Every now and then I write about my Zen approach towards photography, for which I coined the term Shazendo (写禅道). As I outlined in previous posts, I believe photography can be practised as a real Zen Art or Zen Way (Zendo 禅道), similar to Hitsuzendo (筆禅道), the Zen Way with brush and ink.
Recently I had the idea to extend Shazendo beyond just taking pictures by including certain steps of post-processing to completely change the look of the finished imagery. What sounds pretty technical and maybe far away from any direct and simple Zen approach is actually the opposite: I use modern digital techniques to get even closer to the images I have in mind (or, poetically speaking, I see with my heart) when pressing the shutter. It’s not just those accidental rays of light which happen to pass through my camera’s lens in a fraction of a second at some coincidental day and time that I want to communicate. It is the whole way of experiencing a certain location, a certain atmosphere, and it is also a dialogue with my artist ancestors’ past attempts to visualise the same subject.
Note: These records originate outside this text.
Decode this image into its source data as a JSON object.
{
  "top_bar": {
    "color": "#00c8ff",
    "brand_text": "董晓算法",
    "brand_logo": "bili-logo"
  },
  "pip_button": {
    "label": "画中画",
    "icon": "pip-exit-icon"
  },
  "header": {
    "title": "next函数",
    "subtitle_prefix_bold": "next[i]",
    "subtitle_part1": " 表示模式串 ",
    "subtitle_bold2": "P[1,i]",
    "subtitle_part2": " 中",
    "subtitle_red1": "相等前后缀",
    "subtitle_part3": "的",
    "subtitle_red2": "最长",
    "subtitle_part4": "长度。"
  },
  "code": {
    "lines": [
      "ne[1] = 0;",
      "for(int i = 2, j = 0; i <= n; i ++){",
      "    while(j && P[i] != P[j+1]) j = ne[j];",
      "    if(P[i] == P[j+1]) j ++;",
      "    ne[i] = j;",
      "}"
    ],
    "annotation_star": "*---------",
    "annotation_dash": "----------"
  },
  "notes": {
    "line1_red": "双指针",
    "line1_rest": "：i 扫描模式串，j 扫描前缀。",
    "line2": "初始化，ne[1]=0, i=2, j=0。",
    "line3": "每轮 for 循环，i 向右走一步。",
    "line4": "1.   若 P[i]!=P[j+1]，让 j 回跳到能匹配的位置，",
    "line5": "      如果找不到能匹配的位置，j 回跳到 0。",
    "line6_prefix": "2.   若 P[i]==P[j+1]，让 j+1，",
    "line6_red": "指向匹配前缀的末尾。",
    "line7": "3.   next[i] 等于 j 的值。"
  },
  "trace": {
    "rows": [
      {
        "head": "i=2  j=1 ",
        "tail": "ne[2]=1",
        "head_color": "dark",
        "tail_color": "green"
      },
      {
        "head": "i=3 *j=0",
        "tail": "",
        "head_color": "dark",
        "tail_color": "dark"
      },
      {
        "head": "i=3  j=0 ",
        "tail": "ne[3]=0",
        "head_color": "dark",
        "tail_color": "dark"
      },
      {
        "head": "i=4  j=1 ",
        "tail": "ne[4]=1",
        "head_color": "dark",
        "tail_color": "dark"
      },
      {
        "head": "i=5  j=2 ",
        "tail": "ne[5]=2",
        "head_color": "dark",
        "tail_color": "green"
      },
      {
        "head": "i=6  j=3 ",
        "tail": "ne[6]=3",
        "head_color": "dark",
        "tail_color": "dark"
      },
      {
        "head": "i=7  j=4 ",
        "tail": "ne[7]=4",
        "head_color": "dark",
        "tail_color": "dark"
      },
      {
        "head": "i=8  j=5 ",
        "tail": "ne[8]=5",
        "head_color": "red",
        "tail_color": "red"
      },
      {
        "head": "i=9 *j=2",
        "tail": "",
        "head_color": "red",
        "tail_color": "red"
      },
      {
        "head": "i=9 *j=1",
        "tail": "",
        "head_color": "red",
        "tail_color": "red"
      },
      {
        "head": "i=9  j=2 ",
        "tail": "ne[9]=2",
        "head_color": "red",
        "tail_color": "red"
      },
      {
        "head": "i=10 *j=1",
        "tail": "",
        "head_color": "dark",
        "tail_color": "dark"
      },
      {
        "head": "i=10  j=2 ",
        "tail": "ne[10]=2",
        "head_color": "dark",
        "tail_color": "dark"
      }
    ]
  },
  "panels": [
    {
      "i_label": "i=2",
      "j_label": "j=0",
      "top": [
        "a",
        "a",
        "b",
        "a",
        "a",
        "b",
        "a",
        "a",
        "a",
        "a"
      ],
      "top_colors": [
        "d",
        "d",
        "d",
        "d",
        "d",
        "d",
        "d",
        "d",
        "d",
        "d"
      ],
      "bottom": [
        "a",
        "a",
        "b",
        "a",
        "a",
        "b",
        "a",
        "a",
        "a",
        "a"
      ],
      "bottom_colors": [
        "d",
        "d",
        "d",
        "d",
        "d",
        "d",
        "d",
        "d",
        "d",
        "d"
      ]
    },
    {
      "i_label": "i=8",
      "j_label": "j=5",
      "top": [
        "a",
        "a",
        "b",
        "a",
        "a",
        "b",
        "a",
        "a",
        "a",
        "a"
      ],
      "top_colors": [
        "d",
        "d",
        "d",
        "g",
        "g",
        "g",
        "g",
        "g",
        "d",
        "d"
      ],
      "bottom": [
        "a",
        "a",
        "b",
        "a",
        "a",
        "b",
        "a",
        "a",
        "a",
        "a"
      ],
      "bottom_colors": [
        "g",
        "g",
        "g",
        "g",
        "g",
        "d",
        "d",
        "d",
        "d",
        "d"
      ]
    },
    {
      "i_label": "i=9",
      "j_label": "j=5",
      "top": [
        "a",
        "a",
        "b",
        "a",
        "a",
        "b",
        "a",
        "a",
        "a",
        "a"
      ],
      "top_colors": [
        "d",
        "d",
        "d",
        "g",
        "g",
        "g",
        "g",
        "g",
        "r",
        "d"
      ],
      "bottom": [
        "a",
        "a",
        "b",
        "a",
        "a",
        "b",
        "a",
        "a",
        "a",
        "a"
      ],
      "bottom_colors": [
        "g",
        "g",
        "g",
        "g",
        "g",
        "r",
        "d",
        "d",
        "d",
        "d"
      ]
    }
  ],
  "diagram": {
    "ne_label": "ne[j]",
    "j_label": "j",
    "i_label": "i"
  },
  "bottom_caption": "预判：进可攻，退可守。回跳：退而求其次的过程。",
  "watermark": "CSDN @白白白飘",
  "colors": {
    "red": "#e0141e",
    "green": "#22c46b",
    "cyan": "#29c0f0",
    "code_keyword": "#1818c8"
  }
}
Concerning Japan, a very popular traditional method of image creation is woodblock printing. Once considered a cheap craft for mass production, the artistic qualities of certain prints are nowadays beyond question, not just because of their strong influence on Western artists like Vincent van Gogh and others. While taking pictures in Japan I every now and then realised my view on a subject was pre-occupied (or sharpened) by certain woodblock-prints I had seen before, and from time to time I wished to capture a scene more in the coarse style of such a print rather than producing a high resolution digital image.
Recently I visited an exhibition of the European artist Emil Orlik, who went to Japan at the beginning of the 20th century to improve his skills in woodblock printing. What I saw inspired me trying to carve out this certain view from my own images, yet with 21st century digital technology. I am not really sure the modern process is anyhow easier to accomplish than the ancient craft, especially when considering that the artist designing the plot, the wood carver and eventually the printer used to be three different people. After various trial and error I eventually found a work-flow which allowed me to achieve some satisfying results, which come closer to what I actually saw and experienced than any plain photographic image.